The Inability to See Past the Rage

She was an older woman and she had had enough. Sitting in the theater during the pre-show in the drafty ancient building when the temperature outside was a whopping 11 degrees, she was cold. To her bones, she said. She claimed to have been a patron of the establishment for 45 years and had never been so cold waiting for a show to start. So she decided to take her frustration out on a teenager making minimum wage and, in no uncertain terms, read the child the riot act. Her words were catastrophic—this was “torture” and “a threat to her safety.”

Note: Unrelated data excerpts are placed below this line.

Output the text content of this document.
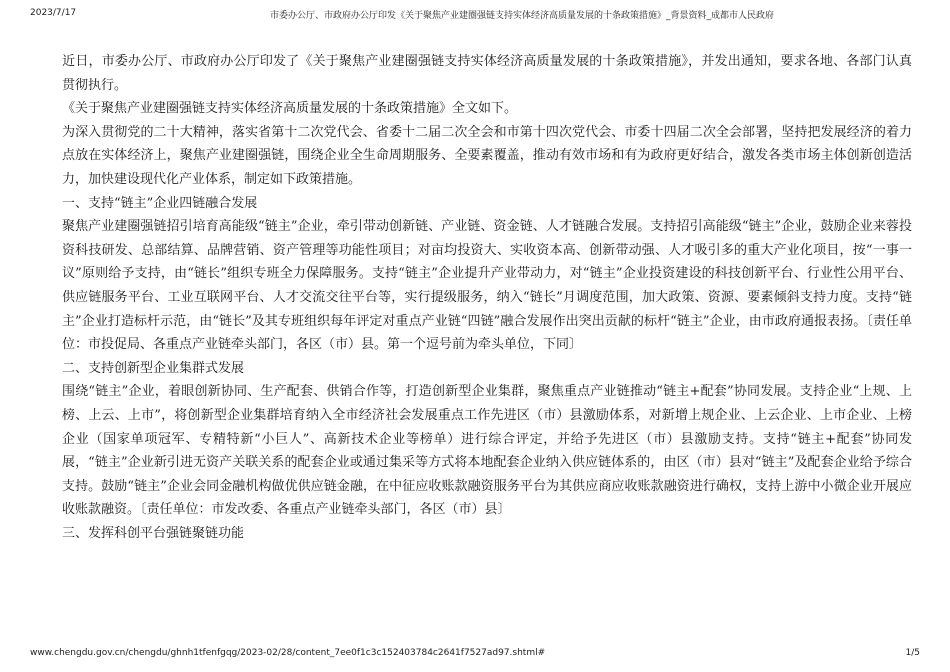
2023/7/17	市委办公厅、市政府办公厅印发《关于聚焦产业建圈强链支持实体经济高质量发展的十条政策措施》_背景资料_成都市人民政府

近日，市委办公厅、市政府办公厅印发了《关于聚焦产业建圈强链支持实体经济高质量发展的十条政策措施》，并发出通知，要求各地、各部门认真贯彻执行。

《关于聚焦产业建圈强链支持实体经济高质量发展的十条政策措施》全文如下。

为深入贯彻党的二十大精神，落实省第十二次党代会、省委十二届二次全会和市第十四次党代会、市委十四届二次全会部署，坚持把发展经济的着力点放在实体经济上，聚焦产业建圈强链，围绕企业全生命周期服务、全要素覆盖，推动有效市场和有为政府更好结合，激发各类市场主体创新创造活力，加快建设现代化产业体系，制定如下政策措施。

一、支持“链主”企业四链融合发展

聚焦产业建圈强链招引培育高能级“链主”企业，牵引带动创新链、产业链、资金链、人才链融合发展。支持招引高能级“链主”企业，鼓励企业来蓉投资科技研发、总部结算、品牌营销、资产管理等功能性项目；对亩均投资大、实收资本高、创新带动强、人才吸引多的重大产业化项目，按“一事一议”原则给予支持，由“链长”组织专班全力保障服务。支持“链主”企业提升产业带动力，对“链主”企业投资建设的科技创新平台、行业性公用平台、供应链服务平台、工业互联网平台、人才交流交往平台等，实行提级服务，纳入“链长”月调度范围，加大政策、资源、要素倾斜支持力度。支持“链主”企业打造标杆示范，由“链长”及其专班组织每年评定对重点产业链“四链”融合发展作出突出贡献的标杆“链主”企业，由市政府通报表扬。〔责任单位：市投促局、各重点产业链牵头部门，各区（市）县。第一个逗号前为牵头单位，下同〕

二、支持创新型企业集群式发展

围绕“链主”企业，着眼创新协同、生产配套、供销合作等，打造创新型企业集群，聚焦重点产业链推动“链主+配套”协同发展。支持企业“上规、上榜、上云、上市”，将创新型企业集群培育纳入全市经济社会发展重点工作先进区（市）县激励体系，对新增上规企业、上云企业、上市企业、上榜企业（国家单项冠军、专精特新“小巨人”、高新技术企业等榜单）进行综合评定，并给予先进区（市）县激励支持。支持“链主+配套”协同发展，“链主”企业新引进无资产关联关系的配套企业或通过集采等方式将本地配套企业纳入供应链体系的，由区（市）县对“链主”及配套企业给予综合支持。鼓励“链主”企业会同金融机构做优供应链金融，在中征应收账款融资服务平台为其供应商应收账款融资进行确权，支持上游中小微企业开展应收账款融资。〔责任单位：市发改委、各重点产业链牵头部门，各区（市）县〕

三、发挥科创平台强链聚链功能

www.chengdu.gov.cn/chengdu/ghnh1tfenfgqg/2023-02/28/content_7ee0f1c3c152403784c2641f7527ad97.shtml#	1/5
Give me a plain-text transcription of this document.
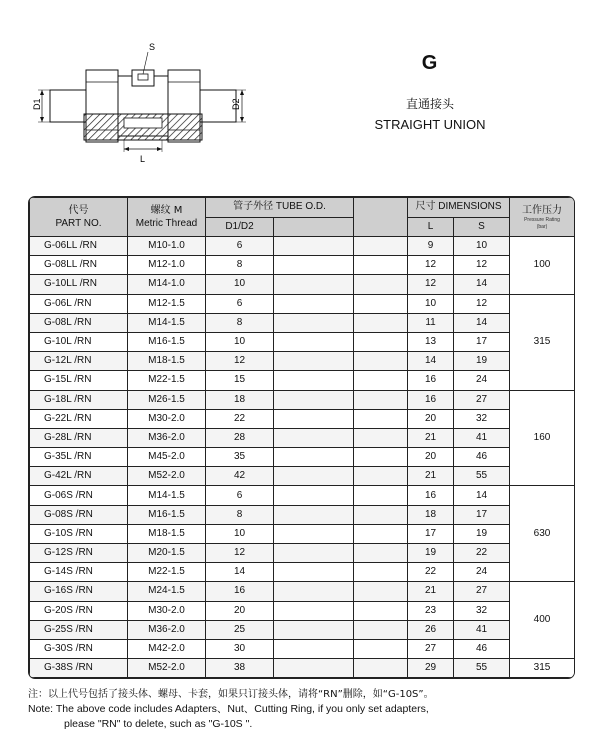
S
D1	D2
L
G
直通接头
STRAIGHT UNION
代号
PART NO.	螺纹 M
Metric Thread	管子外径 TUBE O.D.			尺寸 DIMENSIONS		工作压力
Pressure Rating
(bar)

		D1/D2			L	S	
G-06LL /RN	M10-1.0	6			9	10	100
G-08LL /RN	M12-1.0	8			12	12	
G-10LL /RN	M14-1.0	10			12	14	
G-06L /RN	M12-1.5	6			10	12	315
G-08L /RN	M14-1.5	8			11	14	
G-10L /RN	M16-1.5	10			13	17	
G-12L /RN	M18-1.5	12			14	19	
G-15L /RN	M22-1.5	15			16	24	
G-18L /RN	M26-1.5	18			16	27	160
G-22L /RN	M30-2.0	22			20	32	
G-28L /RN	M36-2.0	28			21	41	
G-35L /RN	M45-2.0	35			20	46	
G-42L /RN	M52-2.0	42			21	55	
G-06S /RN	M14-1.5	6			16	14	630
G-08S /RN	M16-1.5	8			18	17	
G-10S /RN	M18-1.5	10			17	19	
G-12S /RN	M20-1.5	12			19	22	
G-14S /RN	M22-1.5	14			22	24	
G-16S /RN	M24-1.5	16			21	27	400
G-20S /RN	M30-2.0	20			23	32	
G-25S /RN	M36-2.0	25			26	41	
G-30S /RN	M42-2.0	30			27	46	
G-38S /RN	M52-2.0	38			29	55	315
注：以上代号包括了接头体、螺母、卡套，如果只订接头体，请将“RN”删除，如“G-10S”。
Note: The above code includes Adapters、Nut、Cutting Ring, if you only set adapters,
please "RN" to delete, such as "G-10S ".
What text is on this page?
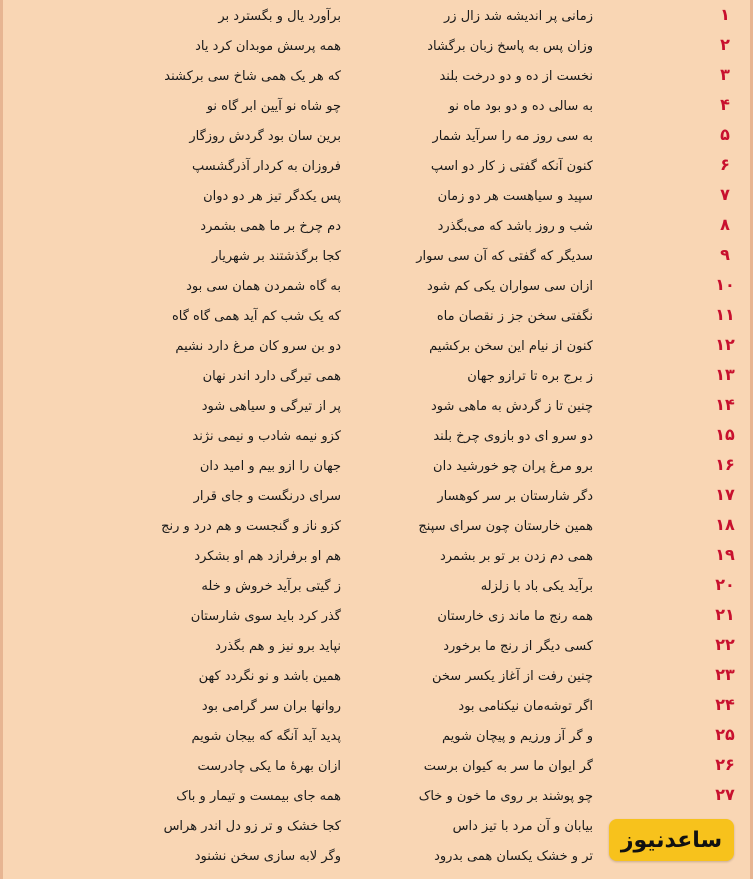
۱
زمانی پر اندیشه شد زال زر
برآورد یال و بگسترد بر
۲
وزان پس به پاسخ زبان برگشاد
همه پرسش موبدان کرد یاد
۳
نخست از ده و دو درخت بلند
که هر یک همی شاخ سی برکشند
۴
به سالی ده و دو بود ماه نو
چو شاه نو آیین ابر گاه نو
۵
به سی روز مه را سرآید شمار
برین سان بود گردش روزگار
۶
کنون آنکه گفتی ز کار دو اسپ
فروزان به کردار آذرگشسپ
۷
سپید و سیاهست هر دو زمان
پس یکدگر تیز هر دو دوان
۸
شب و روز باشد که می‌بگذرد
دم چرخ بر ما همی بشمرد
۹
سدیگر که گفتی که آن سی سوار
کجا برگذشتند بر شهریار
۱۰
ازان سی سواران یکی کم شود
به گاه شمردن همان سی بود
۱۱
نگفتی سخن جز ز نقصان ماه
که یک شب کم آید همی گاه گاه
۱۲
کنون از نیام این سخن برکشیم
دو بن سرو کان مرغ دارد نشیم
۱۳
ز برج بره تا ترازو جهان
همی تیرگی دارد اندر نهان
۱۴
چنین تا ز گردش به ماهی شود
پر از تیرگی و سیاهی شود
۱۵
دو سرو ای دو بازوی چرخ بلند
کزو نیمه شادب و نیمی نژند
۱۶
برو مرغ پران چو خورشید دان
جهان را ازو بیم و امید دان
۱۷
دگر شارستان بر سر کوهسار
سرای درنگست و جای قرار
۱۸
همین خارستان چون سرای سپنج
کزو ناز و گنجست و هم درد و رنج
۱۹
همی دم زدن بر تو بر بشمرد
هم او برفرازد هم او بشکرد
۲۰
برآید یکی باد با زلزله
ز گیتی برآید خروش و خله
۲۱
همه رنج ما ماند زی خارستان
گذر کرد باید سوی شارستان
۲۲
کسی دیگر از رنج ما برخورد
نپاید برو نیز و هم بگذرد
۲۳
چنین رفت از آغاز یکسر سخن
همین باشد و نو نگردد کهن
۲۴
اگر توشه‌مان نیکنامی بود
روانها بران سر گرامی بود
۲۵
و گر آز ورزیم و پیچان شویم
پدید آید آنگه که بیجان شویم
۲۶
گر ایوان ما سر به کیوان برست
ازان بهرهٔ ما یکی چادرست
۲۷
چو پوشند بر روی ما خون و خاک
همه جای بیمست و تیمار و باک
بیابان و آن مرد با تیز داس
کجا خشک و تر زو دل اندر هراس
تر و خشک یکسان همی بدرود
وگر لابه سازی سخن نشنود
ساعدنیوز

The ambiguously non-binary person had their hill to die on in terms of revolutionary acts. They had been inadvertently misgendered by a waiter and demanded to the supervisor that this man be fired immediately. As the manager listened and politely and apologetically deflected , their voice got louder and shriller. Their words were apocalyptic—this was “erasing their existence” and “an act of violence.”

The Midwestern parent of school aged children is apoplectic over the LGBTQ+ reading material his kids are being exposed without a hint of irony that both have iPads and watched John Wick perform a thousand head shots on theoretical people and Challengers multiple times on his Netflix account. His words are hyperbolic—the schools are “grooming” his children and “making them gay.”

The media started this trend with the heavy lean into tragedies and manufactured hysteria. The attention economy thrives on hyperbole. Hyperbole grabs our attention by tapping into our emotions—fear, anger, joy, shock. It forces us to react, and in the attention economy, reactions are the gold standard. Clicks, likes, shares, comments—they’re all measurable, monetizable proof that someone, somewhere, noticed you.

But here’s the problem: the more hyperbole you use, the more it takes to stand out. The bar for what qualifies as “shocking” or “groundbreaking” keeps rising. Yesterday’s “Best Ever!” is today’s “Meh.” We’re caught in an arms race of exaggeration, where everyone is trying to one-up each other with increasingly ridiculous claims.

When everything is framed as an existential crisis, we’re constantly on edge, constantly angry, constantly ready to fight. This isn’t just exhausting—it’s dangerous. It creates a feedback loop where outrage feeds hyperbole, and hyperbole feeds outrage, until we’re all stuck in a perpetual cycle of performative fury.